From permit to Permission to Operate
Hardware is only half the timeline. Before you can legally energize a system, it has to clear a local approval chain. The sequence is consistent nationwide even though the offices differ:
- Local building & electrical permit (AHJ). Your Authority Having Jurisdiction — the city or county building department — reviews the plans and issues a permit. Streamlined "SolarAPP+" jurisdictions can approve in days; others take a few weeks.
- Utility interconnection agreement. Separately, your utility must approve connecting the array to the grid and set up the right meter and tariff. This is where your net-metering rate is locked in.

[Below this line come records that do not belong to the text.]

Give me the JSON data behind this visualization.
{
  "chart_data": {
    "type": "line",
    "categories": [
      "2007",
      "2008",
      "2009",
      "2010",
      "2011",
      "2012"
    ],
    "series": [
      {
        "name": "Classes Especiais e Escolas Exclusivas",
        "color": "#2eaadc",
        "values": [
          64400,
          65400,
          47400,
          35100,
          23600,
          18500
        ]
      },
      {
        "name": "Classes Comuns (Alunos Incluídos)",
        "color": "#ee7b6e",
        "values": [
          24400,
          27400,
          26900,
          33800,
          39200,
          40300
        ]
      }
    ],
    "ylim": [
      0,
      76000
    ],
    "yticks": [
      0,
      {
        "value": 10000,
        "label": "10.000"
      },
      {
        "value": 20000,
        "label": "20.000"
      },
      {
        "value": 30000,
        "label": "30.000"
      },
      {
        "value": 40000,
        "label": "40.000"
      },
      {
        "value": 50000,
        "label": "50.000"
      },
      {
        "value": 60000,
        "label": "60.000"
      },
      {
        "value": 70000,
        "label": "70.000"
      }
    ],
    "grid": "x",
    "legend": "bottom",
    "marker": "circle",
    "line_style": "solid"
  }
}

- Installation & inspection. After install, a local inspector confirms the work meets code.
- Permission to Operate (PTO). The utility gives final clearance to energize the system and begin earning export credits. Don't switch on before PTO — doing so can violate utility rules and void warranties.
Typical timeline
| Stage | Typical time |
|---|---|
| Permit approval (AHJ) | A few days to ~3 weeks |
| Installation | 1–3 days on-site |
| Inspection | ~1–2 weeks after install |
| Utility PTO | ~2–6 weeks after inspection |
| Contract to switch-on | ~1–3 months total |
These windows are ballpark figures; a complex roof, a backlogged utility, or a panel upgrade can stretch them. Ask your installer for the timeline they're actually seeing in your jurisdiction.
Bottom line
- Net metering is the biggest driver of payback after install cost — and it's local.
- Three models: full 1:1, net billing (below retail), and avoided-cost buyback.

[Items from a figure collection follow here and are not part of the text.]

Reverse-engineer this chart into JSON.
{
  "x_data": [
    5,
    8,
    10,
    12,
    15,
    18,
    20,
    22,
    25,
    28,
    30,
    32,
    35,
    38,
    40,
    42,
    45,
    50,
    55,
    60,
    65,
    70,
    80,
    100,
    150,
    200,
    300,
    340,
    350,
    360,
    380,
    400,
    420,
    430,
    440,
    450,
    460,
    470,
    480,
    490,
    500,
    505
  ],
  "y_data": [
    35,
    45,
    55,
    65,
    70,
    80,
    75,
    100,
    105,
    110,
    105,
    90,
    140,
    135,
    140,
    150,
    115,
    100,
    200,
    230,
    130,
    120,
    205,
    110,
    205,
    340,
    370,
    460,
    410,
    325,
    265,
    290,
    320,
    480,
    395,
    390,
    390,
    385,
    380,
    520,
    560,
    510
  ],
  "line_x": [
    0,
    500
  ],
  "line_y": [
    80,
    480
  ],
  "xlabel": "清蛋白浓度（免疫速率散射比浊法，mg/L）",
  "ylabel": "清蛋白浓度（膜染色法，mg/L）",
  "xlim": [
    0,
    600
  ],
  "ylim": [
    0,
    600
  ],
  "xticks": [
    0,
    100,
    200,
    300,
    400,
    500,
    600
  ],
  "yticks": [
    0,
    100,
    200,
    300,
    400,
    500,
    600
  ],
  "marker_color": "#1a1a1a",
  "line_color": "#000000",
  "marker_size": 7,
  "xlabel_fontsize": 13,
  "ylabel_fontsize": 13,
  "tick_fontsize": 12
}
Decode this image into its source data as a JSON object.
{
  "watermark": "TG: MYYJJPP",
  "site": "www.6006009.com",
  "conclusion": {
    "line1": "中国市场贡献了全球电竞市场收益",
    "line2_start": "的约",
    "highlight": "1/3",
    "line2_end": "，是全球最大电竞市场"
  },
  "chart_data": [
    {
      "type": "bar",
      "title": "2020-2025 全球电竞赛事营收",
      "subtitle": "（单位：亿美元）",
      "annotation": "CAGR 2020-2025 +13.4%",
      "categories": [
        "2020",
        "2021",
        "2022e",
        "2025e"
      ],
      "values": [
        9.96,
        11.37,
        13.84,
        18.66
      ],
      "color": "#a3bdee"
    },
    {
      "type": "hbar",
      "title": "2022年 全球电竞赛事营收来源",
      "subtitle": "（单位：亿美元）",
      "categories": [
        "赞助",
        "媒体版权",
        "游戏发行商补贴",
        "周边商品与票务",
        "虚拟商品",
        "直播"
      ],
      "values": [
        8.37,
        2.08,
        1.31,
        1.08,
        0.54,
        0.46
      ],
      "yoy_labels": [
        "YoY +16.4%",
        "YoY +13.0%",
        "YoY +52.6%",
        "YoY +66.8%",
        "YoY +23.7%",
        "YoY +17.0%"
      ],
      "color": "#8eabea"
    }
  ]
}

- California's NEM 3.0 credits exports at ~25% of retail; batteries now do the heavy lifting.
- Permitting runs AHJ permit → interconnection → inspection → PTO, usually 1–3 months.
- Confirm your export rate and rules with your utility before you sign.

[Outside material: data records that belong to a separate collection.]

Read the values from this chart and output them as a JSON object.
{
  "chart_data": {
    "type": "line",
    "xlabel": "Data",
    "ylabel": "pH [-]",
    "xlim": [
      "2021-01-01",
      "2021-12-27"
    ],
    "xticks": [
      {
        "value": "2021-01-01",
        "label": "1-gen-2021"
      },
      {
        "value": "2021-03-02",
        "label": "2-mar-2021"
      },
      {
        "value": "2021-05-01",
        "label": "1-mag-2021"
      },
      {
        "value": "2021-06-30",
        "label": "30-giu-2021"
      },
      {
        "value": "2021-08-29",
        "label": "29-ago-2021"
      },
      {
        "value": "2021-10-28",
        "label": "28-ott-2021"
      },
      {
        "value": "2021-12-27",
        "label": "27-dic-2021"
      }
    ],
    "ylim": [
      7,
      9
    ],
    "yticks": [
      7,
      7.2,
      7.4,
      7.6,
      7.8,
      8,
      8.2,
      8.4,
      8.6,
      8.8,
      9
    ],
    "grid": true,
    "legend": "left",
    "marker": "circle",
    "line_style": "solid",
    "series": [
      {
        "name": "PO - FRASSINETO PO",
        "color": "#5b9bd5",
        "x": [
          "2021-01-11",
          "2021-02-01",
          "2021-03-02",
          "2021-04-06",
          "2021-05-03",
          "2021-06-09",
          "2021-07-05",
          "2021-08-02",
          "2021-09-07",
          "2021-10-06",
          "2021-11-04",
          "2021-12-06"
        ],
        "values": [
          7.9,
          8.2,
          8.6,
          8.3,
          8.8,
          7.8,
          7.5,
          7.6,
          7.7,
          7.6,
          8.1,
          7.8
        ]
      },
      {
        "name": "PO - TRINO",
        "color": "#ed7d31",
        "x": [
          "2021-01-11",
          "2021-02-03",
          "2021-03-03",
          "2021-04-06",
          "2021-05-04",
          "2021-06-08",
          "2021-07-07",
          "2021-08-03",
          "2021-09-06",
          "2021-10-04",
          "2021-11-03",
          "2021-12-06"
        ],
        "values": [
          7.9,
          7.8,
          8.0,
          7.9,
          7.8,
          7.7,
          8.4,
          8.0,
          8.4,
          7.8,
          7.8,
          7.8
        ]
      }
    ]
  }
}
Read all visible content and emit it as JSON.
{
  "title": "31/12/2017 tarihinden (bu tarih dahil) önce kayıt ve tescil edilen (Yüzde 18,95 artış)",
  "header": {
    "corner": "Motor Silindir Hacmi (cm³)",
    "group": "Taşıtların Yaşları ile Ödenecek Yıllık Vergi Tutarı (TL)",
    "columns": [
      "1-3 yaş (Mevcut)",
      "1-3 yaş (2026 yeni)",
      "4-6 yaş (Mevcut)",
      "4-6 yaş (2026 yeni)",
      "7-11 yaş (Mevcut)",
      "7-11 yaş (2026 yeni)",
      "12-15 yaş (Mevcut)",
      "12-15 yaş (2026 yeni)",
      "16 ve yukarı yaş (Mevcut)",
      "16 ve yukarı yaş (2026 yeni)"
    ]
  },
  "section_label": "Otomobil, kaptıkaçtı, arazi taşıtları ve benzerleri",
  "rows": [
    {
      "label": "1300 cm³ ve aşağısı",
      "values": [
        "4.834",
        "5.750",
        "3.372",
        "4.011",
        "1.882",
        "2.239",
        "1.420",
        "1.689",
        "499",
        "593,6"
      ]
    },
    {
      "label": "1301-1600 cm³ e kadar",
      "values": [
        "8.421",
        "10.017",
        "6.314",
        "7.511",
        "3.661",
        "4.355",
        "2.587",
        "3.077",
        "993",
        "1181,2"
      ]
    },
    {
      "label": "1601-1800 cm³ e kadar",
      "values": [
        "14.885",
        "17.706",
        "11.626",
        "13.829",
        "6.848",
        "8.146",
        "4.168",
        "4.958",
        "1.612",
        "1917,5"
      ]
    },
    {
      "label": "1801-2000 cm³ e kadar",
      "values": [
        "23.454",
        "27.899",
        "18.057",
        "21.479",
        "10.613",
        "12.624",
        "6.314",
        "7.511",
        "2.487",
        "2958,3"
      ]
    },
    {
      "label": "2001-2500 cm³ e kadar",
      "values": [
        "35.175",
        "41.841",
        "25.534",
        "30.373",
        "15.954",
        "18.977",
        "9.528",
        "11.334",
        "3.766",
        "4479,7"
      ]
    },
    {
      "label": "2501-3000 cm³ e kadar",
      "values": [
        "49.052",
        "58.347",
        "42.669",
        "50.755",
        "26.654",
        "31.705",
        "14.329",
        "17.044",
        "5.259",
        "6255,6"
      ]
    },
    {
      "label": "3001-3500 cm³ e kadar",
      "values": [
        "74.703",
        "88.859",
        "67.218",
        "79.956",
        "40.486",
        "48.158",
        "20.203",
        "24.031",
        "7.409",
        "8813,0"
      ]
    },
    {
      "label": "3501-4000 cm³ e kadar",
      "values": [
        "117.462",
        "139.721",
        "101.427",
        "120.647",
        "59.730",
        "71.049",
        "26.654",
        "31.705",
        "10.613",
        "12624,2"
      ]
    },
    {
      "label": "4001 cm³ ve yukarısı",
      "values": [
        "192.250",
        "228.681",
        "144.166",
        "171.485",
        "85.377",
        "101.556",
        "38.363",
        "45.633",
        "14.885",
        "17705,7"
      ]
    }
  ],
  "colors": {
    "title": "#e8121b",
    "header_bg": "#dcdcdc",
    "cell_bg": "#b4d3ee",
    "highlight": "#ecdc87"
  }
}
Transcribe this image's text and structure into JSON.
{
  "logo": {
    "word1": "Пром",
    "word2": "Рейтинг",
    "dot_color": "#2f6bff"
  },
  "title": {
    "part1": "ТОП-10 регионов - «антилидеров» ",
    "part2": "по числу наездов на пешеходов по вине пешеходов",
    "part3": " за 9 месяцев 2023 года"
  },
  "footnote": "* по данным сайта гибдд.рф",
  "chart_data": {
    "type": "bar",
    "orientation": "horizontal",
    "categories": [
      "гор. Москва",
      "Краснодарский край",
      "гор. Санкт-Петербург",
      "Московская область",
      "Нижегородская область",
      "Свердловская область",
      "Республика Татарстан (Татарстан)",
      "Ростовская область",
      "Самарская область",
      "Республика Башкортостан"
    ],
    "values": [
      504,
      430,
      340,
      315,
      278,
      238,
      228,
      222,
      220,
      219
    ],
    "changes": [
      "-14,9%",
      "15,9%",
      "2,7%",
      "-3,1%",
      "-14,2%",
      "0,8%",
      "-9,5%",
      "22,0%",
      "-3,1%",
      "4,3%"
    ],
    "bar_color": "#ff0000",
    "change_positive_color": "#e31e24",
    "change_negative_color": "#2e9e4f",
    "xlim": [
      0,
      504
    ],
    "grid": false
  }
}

Your state's export rate and local install price both feed straight into your real payback — enter your bill in the solar cost calculator to see the number, check the math behind it in the payback calculator, or weigh the whole decision in is solar worth it in 2026. More in our solar guides.
Estimate solar system size, price, and payback with accurate post-25D tax logic. Analyze your actual roof via satellite.
Estimate my cost →Frequently asked questions
- What is net metering?
- Net metering is a billing arrangement where your utility credits you for the surplus solar electricity you send to the grid. Under full 1:1 net metering, each exported kilowatt-hour offsets one you later pull from the grid at the same retail rate.
- Does California still have net metering in 2026?
- California uses NEM 3.0 (the Net Billing Tariff), not classic 1:1 net metering. Exported solar is credited at roughly 25% of the retail rate, so most new California systems pair with a battery to store and self-consume energy rather than export it cheaply.
- How long does solar permitting and interconnection take?
- Plan on roughly 1–3 months from signed contract to switch-on. The local building department (AHJ) issues the permit in days to a few weeks, the utility processes the interconnection agreement, an inspection follows, and you cannot legally energize the system until the utility grants Permission to Operate (PTO).
- What is Permission to Operate (PTO)?
- PTO is the utility's formal sign-off that lets you energize your solar system and start earning export credits. It comes after the local inspection passes and the interconnection agreement is approved — turning the system on before PTO can violate utility rules and void warranties.
- Does net metering or the tax credit matter more for payback?
- In 2026, net metering is usually the bigger lever for owned systems, because the 30% federal residential tax credit (Section 25D) expired on December 31, 2025. Your export rate affects savings every year for decades, so a generous net-metering policy now matters more than ever.